Erica's Camera 5.17.17 4427This winter Lady Gaga told the press that she has PTSD because she was sexually assaulted at age 19, and someone told me what people were saying about the news in town.

“Who does she think she is?” one guy apparently said. “She never fought in a war!” His friend agreed and scoffed at Lady Gaga.

Those words hit me in the gut. I too have PTSD because of sexual assault — and many other incidents of abuse and trauma. There’s clearly a stigma against survivors of sexual violence and there’s also stigma against people wresting with a mental illness like PTSD. Those two stigmas come together to create a unique breed of awfulness.

That stigma says that traumas I have experienced are my fault. Resulting injuries (especially mental injuries like PTSD) should be hidden because who wants to advertise that they are basically weak? Besides, the mental disability confirms that the problem was me in the first place; clearly I was a little crazy all along. I have placed myself beyond the community’s sympathy and protection.

It’s not true. None of that is true. The voice of that stigma is just as disgusting as the abuse itself, and it walks hand in hand with violence against women, justifying it and allowing it to continue.  If survivors are seen as responsible for domestic and sexual violence of violence, then we will never be able to confront the real source of the problem – which is the behavior of abusers and the culture that supports that behavior.

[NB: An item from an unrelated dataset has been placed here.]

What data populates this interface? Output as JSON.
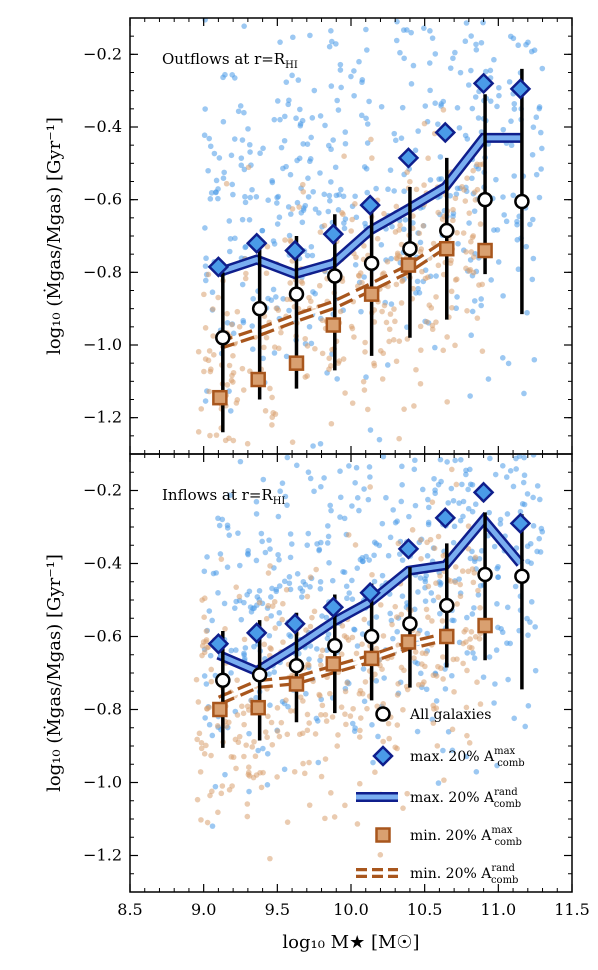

The problem has never been that many of us have come through hell and stood at the edge of the abyss and have gone on to throw ourselves into the work of building fruitful lives with the gut-wrenching effort of scaling a cliff. We sometimes fall or get hurt, and sometimes we look awkward or defeated. With the drive of Olympic athletes, we keep trying. We are, after all, survivors.

We are not the problem. Not me. Not Lady Gaga. Not the throngs of us who are in the same situation, fighting this fight every day as if it were a solitary struggle instead of some hidden, undeclared war right here in our homes and our communities. Survivors have plenty of comrades, even if our shared experience is not always visible. We are here, and as much as it feels otherwise, we are not alone.

Stigma survives because people are afraid. They don’t want to confront their own vulnerability to hurting others or to being hurt by others. Staying in denial is easier, and it lets people feel strong. Feeling strong is not the same as being strong though. We show our strength by looking at the truth, even if it isn’t attractive, and then taking our wounded selves to that sheer cliff and trying again to climb it.